The best part? He did it by carrying the struggling climber on his back.
Reuters reported that Gelje Sherpa was guiding a Chinese client to the Everest summit when he saw another climber holding onto a rope and shivering from extreme cold.
In the death zone – around 8,000m high up and just 849m from the highest point of the world’s tallest mountain – temperatures can drop below -30C.
Oxygen is extremely limited at the height, means some of the body’s cells start to die, and judgement can become impaired. Severe altitude sickness becomes much more likely, as does the possibility heart attack or stroke.

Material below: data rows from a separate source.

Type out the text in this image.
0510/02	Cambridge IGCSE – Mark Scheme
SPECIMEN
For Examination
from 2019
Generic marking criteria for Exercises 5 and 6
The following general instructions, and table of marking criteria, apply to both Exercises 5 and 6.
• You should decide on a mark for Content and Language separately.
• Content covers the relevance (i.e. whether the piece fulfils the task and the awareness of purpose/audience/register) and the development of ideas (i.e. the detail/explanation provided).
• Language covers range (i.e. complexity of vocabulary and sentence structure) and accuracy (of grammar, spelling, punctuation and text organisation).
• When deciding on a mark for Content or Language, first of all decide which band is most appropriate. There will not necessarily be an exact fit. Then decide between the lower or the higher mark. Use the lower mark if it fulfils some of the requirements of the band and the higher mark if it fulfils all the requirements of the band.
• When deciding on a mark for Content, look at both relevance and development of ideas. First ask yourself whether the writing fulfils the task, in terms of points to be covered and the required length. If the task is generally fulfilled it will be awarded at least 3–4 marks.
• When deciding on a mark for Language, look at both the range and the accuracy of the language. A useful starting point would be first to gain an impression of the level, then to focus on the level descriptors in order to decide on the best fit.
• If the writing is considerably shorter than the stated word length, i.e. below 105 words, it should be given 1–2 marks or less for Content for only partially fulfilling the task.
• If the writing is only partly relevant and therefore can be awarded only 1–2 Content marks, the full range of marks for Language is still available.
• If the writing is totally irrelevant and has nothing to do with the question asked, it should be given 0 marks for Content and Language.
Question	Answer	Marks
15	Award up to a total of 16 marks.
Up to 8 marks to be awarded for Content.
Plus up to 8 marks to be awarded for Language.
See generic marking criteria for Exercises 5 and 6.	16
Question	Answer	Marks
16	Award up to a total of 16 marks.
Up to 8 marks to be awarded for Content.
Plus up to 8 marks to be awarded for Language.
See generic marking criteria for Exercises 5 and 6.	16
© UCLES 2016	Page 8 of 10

That means getting to the top, once you’re in the death zone, is a race against time.
So, persuading his client to abandon his own trip to the summit, Gelje went to rescue the ambitious climber, whose name has not been revealed.
He carried him 600m down the mountain, from the Balcony area to the South Col across six hours where another guide was able to assist.
Gelje explained: “We wrapped the climber in a sleeping mat, dragged him on the snow or carried him in turns on our backs to camp III.”
A helicopter then lifted the climber down to base camp.
A Nepali government official said it was a “very rare” rescue, adding: “it is almost impossible to rescue climbers at that altitude.”
At least 12 climbers have died so far this year between March and May, the climbing season for Everest, although another five are still missing.
The lucky climber was flown back to Malaysia last week.